To reduce affordability barriers, expanding government social assistance programmes to cover transportation and healthcare costs is critical. Addressing the stigma surrounding TB and COVID-19 through public health campaigns and enhancing healthcare workers’ cultural competence and patient centredness is essential to improving the acceptability of TB services. Implementing these recommendations will strengthen the resilience of the South African health system, ensuring uninterrupted TB care during future health crises.
Conclusion
All five aspects of access to TB care in South Africa – availability, accessibility, accommodation, affordability and acceptability – have been aggravated by the COVID-19 pandemic.
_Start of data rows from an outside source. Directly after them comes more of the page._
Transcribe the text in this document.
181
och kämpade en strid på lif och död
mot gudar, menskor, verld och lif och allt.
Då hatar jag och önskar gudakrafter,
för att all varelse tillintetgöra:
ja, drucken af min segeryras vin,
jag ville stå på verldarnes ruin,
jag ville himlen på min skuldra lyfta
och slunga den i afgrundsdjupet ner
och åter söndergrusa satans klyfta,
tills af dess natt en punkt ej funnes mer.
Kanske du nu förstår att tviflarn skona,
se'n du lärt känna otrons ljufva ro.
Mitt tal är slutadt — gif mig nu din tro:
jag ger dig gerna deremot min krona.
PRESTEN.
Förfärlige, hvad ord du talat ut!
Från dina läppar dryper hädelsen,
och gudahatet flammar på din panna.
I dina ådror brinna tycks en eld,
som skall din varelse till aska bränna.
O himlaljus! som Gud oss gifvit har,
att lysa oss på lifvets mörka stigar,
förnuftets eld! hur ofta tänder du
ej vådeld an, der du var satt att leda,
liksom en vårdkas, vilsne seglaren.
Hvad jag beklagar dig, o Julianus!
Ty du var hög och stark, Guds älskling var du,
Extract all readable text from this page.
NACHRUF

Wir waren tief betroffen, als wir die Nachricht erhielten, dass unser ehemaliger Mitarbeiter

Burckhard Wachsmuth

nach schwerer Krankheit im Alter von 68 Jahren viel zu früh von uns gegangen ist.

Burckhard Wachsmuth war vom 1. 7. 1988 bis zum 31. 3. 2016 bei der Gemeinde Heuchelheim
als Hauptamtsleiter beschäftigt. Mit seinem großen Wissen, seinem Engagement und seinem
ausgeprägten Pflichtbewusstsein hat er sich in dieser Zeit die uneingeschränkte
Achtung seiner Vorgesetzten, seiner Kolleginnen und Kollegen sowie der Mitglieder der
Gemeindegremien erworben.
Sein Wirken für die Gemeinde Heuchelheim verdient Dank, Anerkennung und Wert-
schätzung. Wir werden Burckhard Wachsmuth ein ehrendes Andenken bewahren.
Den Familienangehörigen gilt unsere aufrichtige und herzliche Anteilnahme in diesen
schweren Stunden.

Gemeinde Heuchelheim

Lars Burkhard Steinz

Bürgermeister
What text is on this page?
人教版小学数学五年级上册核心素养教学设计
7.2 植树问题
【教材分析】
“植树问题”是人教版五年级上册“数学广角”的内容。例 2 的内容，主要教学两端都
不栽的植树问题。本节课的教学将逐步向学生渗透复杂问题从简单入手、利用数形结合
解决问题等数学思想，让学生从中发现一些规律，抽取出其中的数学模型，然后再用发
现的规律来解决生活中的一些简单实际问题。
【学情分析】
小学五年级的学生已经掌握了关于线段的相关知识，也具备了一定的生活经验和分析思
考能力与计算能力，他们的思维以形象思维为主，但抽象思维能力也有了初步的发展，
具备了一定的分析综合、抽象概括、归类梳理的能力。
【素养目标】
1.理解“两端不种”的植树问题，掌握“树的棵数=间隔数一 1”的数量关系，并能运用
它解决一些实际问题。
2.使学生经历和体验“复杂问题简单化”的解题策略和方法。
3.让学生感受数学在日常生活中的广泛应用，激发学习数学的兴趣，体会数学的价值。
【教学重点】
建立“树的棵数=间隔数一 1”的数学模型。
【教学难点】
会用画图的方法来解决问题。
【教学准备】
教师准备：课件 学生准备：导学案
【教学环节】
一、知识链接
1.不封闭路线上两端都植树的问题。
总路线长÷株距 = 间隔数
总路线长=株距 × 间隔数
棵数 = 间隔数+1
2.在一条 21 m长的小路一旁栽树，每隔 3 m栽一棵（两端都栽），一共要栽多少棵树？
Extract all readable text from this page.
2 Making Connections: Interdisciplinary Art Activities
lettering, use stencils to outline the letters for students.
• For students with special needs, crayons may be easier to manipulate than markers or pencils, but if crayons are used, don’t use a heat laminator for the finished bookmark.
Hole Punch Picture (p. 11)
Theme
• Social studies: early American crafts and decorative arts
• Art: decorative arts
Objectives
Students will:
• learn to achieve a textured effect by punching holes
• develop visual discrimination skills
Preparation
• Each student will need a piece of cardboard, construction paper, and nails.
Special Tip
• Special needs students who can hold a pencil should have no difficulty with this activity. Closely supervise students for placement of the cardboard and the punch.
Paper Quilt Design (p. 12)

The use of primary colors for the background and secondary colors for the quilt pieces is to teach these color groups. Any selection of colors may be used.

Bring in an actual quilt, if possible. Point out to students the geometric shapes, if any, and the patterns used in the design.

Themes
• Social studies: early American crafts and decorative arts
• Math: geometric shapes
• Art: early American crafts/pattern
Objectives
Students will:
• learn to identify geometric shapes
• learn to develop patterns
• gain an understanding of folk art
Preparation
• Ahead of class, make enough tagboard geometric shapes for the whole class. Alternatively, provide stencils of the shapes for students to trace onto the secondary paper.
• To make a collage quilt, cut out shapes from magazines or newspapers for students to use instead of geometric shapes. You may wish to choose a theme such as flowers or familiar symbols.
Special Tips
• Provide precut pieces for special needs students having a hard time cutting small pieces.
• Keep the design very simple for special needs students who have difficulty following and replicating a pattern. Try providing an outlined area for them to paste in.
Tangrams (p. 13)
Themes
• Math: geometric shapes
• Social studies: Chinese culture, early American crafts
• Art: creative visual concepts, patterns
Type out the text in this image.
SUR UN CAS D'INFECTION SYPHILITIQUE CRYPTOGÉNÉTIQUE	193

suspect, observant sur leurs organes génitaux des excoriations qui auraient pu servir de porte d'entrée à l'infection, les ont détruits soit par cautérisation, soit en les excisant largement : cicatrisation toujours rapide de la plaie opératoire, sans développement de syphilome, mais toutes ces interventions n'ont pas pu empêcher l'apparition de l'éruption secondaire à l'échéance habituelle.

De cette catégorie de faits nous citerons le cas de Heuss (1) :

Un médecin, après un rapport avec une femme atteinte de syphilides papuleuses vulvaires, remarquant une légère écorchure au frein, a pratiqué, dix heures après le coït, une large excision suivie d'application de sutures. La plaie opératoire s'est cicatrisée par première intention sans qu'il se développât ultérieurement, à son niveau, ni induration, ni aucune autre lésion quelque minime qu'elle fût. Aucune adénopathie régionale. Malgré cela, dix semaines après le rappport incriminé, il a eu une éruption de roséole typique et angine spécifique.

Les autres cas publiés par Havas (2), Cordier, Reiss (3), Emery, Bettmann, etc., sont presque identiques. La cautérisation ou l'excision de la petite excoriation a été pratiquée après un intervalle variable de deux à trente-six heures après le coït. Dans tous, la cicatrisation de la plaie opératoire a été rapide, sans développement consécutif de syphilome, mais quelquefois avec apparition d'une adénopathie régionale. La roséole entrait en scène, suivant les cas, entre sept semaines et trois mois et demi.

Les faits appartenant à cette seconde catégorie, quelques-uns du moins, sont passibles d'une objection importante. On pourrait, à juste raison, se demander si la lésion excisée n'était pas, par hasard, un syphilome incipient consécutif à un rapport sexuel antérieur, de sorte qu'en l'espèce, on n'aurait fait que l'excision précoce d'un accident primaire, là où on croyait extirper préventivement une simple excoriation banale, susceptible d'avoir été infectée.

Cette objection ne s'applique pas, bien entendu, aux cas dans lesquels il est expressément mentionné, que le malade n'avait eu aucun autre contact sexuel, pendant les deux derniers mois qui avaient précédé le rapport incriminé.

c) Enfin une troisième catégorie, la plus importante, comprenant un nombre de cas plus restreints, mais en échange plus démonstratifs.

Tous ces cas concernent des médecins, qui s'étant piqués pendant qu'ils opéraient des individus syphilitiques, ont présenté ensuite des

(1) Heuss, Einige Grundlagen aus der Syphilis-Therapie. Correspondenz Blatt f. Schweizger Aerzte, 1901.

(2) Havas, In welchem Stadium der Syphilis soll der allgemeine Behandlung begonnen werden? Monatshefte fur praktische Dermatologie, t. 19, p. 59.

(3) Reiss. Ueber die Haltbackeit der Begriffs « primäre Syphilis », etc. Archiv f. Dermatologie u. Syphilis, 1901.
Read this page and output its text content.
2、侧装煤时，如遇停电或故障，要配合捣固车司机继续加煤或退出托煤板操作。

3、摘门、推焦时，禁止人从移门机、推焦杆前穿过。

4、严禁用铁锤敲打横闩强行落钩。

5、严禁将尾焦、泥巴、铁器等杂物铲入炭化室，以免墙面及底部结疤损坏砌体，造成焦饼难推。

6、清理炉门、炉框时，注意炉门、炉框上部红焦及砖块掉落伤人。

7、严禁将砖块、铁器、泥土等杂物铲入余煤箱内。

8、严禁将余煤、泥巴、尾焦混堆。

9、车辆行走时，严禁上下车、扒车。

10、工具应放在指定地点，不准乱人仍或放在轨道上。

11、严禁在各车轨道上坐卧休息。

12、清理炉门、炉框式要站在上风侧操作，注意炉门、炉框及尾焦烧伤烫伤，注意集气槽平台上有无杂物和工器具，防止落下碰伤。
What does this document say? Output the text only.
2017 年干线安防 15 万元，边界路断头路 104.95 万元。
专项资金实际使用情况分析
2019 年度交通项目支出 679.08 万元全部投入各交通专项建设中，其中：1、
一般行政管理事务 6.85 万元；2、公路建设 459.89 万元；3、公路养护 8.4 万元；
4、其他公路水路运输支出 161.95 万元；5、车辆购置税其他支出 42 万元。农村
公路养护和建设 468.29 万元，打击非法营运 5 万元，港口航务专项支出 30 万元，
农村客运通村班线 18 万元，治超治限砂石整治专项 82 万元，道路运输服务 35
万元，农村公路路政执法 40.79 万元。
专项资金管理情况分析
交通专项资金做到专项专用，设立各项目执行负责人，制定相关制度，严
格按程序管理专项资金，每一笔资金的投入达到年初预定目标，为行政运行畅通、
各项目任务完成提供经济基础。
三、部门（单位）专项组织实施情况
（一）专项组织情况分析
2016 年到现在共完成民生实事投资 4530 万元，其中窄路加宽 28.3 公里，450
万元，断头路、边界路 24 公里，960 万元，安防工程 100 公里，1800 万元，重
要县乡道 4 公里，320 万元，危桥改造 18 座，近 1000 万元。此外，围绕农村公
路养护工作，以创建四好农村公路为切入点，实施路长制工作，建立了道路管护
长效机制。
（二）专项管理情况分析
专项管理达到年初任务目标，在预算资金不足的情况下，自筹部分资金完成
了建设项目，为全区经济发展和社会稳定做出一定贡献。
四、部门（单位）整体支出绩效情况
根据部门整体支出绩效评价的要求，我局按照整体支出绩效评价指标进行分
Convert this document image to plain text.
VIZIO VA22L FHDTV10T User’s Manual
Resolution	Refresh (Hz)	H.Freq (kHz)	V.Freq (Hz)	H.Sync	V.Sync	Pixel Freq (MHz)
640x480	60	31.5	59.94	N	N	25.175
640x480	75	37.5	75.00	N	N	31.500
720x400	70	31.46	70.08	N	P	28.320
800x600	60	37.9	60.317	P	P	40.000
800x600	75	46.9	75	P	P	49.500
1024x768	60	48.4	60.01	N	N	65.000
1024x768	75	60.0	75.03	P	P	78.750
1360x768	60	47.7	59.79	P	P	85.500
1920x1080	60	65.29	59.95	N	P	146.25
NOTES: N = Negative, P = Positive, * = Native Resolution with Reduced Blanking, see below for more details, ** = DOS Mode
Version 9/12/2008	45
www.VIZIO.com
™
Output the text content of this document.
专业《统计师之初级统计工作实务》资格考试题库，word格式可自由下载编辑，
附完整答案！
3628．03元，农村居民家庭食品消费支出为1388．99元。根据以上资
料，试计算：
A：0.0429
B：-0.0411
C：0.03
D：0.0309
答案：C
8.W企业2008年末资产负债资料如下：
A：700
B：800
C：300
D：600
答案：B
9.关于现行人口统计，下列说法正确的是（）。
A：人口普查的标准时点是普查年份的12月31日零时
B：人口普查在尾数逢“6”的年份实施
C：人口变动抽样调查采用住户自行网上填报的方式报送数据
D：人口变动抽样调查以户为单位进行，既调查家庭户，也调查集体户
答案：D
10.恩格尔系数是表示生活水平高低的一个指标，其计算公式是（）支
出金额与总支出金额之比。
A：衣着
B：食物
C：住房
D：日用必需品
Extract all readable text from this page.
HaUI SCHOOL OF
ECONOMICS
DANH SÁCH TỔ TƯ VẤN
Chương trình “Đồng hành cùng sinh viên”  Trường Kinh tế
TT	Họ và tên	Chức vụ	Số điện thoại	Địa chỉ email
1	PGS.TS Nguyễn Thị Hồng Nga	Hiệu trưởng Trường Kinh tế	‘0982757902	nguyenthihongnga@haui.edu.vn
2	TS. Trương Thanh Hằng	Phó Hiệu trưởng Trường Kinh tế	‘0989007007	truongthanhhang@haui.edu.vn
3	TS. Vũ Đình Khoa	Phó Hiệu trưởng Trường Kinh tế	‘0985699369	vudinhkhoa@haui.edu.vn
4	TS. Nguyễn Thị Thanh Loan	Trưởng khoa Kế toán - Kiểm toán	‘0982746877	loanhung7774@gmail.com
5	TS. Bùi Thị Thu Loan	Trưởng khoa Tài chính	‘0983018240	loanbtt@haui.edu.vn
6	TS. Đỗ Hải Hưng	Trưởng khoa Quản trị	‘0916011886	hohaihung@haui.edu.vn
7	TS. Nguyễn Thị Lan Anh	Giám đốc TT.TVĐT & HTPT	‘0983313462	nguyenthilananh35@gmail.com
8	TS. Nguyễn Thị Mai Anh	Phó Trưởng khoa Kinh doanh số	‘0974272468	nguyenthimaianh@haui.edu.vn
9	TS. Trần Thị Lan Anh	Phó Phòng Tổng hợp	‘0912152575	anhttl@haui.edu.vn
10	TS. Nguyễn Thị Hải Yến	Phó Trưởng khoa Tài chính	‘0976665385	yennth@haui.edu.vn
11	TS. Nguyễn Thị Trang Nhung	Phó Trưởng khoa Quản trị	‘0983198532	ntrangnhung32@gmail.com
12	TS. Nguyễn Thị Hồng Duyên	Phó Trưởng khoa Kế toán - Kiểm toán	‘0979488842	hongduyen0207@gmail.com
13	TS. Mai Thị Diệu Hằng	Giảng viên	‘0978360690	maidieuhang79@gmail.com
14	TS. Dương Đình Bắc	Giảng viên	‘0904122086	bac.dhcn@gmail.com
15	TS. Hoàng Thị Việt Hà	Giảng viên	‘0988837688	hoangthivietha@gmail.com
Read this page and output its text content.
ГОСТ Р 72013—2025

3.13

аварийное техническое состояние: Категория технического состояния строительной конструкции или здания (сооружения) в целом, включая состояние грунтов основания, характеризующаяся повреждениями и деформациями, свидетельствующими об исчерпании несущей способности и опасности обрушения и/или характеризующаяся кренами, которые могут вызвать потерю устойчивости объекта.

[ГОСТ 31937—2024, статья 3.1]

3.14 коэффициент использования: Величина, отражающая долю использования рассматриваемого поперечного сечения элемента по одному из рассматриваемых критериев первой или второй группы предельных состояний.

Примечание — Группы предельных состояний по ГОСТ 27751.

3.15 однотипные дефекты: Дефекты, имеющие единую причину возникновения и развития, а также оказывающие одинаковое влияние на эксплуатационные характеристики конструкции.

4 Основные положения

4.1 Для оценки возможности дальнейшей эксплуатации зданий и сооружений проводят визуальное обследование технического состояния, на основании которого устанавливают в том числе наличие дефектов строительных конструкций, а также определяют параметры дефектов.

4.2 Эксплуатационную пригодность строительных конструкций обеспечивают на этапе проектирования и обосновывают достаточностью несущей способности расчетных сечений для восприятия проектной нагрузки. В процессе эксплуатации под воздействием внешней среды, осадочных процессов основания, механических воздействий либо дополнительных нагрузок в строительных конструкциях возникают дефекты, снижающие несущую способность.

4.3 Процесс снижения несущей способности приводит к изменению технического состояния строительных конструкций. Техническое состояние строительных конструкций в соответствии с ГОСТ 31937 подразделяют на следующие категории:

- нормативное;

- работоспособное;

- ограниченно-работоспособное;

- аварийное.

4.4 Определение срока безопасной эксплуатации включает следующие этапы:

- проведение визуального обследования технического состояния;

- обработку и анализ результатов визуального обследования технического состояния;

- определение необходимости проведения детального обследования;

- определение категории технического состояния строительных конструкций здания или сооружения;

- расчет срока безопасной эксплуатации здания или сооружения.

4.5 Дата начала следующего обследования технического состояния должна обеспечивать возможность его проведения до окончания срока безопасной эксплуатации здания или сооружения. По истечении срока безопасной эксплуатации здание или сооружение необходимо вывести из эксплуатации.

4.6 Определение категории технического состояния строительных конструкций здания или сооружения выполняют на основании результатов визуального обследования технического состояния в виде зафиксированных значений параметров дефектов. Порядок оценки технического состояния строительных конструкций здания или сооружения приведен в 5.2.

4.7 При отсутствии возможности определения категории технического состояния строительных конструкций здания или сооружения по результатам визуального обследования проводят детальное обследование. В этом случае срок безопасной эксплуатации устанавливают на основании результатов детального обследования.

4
Access to care was hampered by travel restrictions and transportation problems, and availability was impacted by overburdened systems, uneven infection control and limited healthcare resources. Healthcare facilities found it difficult to treat TB patients since they gave priority to COVID-19 cases, and the cost of transportation and lost earnings worsened affordability. Many people felt discouraged from seeking care because of the stigma associated with both COVID-19 and tuberculosis. In order to overcome these obstacles and guarantee that TB services are always available, affordable and accessible – especially in the event of future health emergencies – South Africa has to reinforce its healthcare system, enhance resource management and lessen stigma.